When it comes to calculating your ROI and proving your marketing is working, there are a few things to consider:
Keep it simple
When you’re constantly being bombarded with analytics and statistics, it becomes easy to get distracted by, or even obsessed with, vanity metrics and points that aren’t meaningful. Always keep an eye on your overriding figures. Ask yourself regularly:
- Has their been an increase in your revenue?
- What has the marketing campaign cost?
This is the most basic form of discovering if your marketing is paying off. It may sound incredibly simple, but it’s easy to lose sight of even the most obvious indicators when you’re in the throws of a complex marketing campaign.
Measuring the cost of a campaign is fairly simple. It’s just a matter of adding up all your expenses and the time spent. However, ideally this will be broken down into the various resource spends so you can adjust the amount you’re investing into each resource according to its effectiveness.
Popularity doesn’t always equal conversions
You can create a lot of waves on social media without seeing financial gain. Engagement doesn’t always equal conversions. However, tracking your engagement in relation to any uplift in sales does start to build a picture of how the two figures relate. You can even test the relationship by making predictions about revenue increases in relation to engagement analytics.
Understanding the cause and effect will give you greater insight into the many variables. The more variables factored into your strategy, the more aware you’ll be of how different actions affect your campaign.
Other factors worth considering
As well as keeping it simple, and mapping engagement against conversions, there are a few other factors to consider:
This can provide a great tool for marketers to test the water with different strategies, such as content type, channel, content, landing page design etc. It provides specific data about how certain demographics respond to your marketing activities.

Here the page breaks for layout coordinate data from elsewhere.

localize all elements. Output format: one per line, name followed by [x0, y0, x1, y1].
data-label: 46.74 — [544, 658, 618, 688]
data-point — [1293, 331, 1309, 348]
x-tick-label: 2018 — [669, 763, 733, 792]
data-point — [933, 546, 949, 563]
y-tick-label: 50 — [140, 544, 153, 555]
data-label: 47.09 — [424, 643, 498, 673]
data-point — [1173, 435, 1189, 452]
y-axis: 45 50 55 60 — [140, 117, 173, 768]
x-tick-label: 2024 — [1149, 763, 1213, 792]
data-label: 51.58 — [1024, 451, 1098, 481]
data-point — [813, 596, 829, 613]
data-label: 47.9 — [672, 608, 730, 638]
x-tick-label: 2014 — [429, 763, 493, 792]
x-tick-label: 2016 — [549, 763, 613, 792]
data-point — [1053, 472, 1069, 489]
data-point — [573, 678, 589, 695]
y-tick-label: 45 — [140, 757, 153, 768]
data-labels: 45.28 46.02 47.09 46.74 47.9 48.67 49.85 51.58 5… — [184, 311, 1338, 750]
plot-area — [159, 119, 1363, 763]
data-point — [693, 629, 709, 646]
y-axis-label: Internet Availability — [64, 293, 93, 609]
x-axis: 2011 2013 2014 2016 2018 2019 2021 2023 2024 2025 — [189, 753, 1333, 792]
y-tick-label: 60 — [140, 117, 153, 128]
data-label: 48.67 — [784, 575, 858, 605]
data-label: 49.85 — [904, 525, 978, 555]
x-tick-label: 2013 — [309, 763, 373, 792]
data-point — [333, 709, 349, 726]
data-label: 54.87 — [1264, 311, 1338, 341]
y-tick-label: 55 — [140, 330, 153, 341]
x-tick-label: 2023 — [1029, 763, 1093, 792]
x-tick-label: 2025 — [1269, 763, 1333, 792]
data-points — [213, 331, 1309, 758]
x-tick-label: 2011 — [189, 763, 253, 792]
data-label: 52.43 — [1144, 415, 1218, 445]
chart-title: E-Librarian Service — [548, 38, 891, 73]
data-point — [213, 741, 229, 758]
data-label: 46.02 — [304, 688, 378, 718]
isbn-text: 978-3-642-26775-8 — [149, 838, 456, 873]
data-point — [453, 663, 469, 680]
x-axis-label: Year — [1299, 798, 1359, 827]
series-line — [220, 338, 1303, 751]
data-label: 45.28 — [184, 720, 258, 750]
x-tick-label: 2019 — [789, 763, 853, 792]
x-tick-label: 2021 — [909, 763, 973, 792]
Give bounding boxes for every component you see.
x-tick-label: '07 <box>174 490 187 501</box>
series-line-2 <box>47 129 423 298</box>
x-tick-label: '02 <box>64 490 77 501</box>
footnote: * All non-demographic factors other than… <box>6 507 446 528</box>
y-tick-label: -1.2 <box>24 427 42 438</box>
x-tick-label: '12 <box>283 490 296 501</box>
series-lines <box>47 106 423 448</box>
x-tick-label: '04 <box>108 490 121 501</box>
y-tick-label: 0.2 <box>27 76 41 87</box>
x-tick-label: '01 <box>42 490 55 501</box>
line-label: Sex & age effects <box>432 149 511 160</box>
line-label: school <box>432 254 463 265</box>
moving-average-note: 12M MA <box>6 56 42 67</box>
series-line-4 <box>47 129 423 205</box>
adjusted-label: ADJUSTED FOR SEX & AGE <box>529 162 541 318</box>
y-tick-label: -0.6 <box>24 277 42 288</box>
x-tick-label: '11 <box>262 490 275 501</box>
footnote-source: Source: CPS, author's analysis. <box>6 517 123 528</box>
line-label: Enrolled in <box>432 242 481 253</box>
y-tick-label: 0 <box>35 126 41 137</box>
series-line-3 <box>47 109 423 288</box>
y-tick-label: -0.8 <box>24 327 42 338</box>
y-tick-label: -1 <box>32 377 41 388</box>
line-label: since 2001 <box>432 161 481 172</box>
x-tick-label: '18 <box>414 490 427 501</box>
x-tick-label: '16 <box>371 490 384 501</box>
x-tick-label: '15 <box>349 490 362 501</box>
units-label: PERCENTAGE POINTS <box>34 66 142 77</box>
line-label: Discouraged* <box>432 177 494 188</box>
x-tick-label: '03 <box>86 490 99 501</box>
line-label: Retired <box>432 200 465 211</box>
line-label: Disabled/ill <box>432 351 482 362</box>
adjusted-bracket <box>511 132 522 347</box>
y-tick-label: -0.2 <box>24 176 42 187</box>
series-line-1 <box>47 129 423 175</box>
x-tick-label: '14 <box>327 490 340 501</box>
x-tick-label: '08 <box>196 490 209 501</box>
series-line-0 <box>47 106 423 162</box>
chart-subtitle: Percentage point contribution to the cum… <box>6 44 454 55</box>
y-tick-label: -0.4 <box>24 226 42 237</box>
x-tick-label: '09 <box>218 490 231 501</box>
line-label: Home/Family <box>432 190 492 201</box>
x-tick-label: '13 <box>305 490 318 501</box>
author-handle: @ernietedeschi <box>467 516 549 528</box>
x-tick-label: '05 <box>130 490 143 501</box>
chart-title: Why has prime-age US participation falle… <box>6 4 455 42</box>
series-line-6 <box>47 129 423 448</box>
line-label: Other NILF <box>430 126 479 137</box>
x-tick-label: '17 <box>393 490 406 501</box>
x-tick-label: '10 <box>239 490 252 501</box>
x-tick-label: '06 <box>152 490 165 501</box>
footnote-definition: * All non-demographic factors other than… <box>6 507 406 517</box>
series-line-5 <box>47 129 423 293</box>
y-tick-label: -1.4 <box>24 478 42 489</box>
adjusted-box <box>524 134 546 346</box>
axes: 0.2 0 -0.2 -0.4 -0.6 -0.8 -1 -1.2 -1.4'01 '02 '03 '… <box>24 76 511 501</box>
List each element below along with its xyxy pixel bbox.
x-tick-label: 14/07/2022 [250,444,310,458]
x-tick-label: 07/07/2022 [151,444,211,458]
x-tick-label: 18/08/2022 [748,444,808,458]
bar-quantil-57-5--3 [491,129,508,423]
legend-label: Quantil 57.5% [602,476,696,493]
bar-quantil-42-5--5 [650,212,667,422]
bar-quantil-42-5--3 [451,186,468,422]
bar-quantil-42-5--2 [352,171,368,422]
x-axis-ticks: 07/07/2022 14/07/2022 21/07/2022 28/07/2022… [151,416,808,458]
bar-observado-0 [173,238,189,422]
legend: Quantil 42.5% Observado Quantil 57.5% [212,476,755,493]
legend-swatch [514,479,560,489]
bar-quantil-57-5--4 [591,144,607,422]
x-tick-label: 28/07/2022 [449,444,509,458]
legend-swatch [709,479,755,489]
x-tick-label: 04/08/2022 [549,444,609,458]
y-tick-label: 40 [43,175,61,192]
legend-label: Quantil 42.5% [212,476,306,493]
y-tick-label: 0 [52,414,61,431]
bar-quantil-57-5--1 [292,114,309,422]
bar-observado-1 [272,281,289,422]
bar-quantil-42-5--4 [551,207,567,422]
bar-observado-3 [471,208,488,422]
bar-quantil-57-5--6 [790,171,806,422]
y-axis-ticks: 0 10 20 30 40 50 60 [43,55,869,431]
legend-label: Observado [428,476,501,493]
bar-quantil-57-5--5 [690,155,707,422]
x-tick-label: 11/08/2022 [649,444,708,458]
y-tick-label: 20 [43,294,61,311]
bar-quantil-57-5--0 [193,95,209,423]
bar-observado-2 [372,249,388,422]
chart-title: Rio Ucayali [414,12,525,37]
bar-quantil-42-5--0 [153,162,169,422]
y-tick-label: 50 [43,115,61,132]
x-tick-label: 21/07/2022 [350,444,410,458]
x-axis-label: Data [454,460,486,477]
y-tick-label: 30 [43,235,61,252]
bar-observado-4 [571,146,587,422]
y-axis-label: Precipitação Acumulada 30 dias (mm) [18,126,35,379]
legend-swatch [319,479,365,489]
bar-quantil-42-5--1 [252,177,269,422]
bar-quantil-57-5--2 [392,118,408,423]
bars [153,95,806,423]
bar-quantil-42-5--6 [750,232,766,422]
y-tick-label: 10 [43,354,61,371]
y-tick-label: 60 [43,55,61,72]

This allows you to build a clear picture of what brings the best return on investment for specific customer types. It also tells you which groups of people are the most responsive and allows you to better target them for a greater ROI from your marketing.
Cohort analysis is a great way to compare variables between different digital marketing campaigns. It provides the essence of analytics by clearly showing what works and what doesn’t. When interpreted correctly, any fine-tuning you need to perform will be obvious and data driven.
Not many (if any) potential customers will see an advert, no matter how great, and then go and buy your product. Successful conversion is a journey, and customers will come into contact with your business in a variety of ways.
Making sure each point provides a great customer experience will help to reduce the number of touch points required to make a conversion. Increasing your number of potential touch points will also increase the likelihood of potential customers experiencing them in a shorter timeframe.
The average number of touch points needed for successful conversion varies between sectors, but nearly without exception, the number is greater than one.
Successful marketing will require refinement to ensure you get the most bang for your buck. You can measure social media ROI, traditional marketing ROI, and track all your marketing related expenses, but without clearly defined goals you won’t know if you’re moving in the right direction.
Ultimately, a successful marketing campaign must be able to quantifiably demonstrate it has contributed to the bottom line. Achieving the best return on investment requires a data-driven approach. Create a strategy that ensures all the data is used to move you closer to your goals.
Marketing goals allow you to navigate the difficulties of calculating your marketing ROI. Define success for your campaign, attribute campaign impact and use the data to understand and refine your efforts.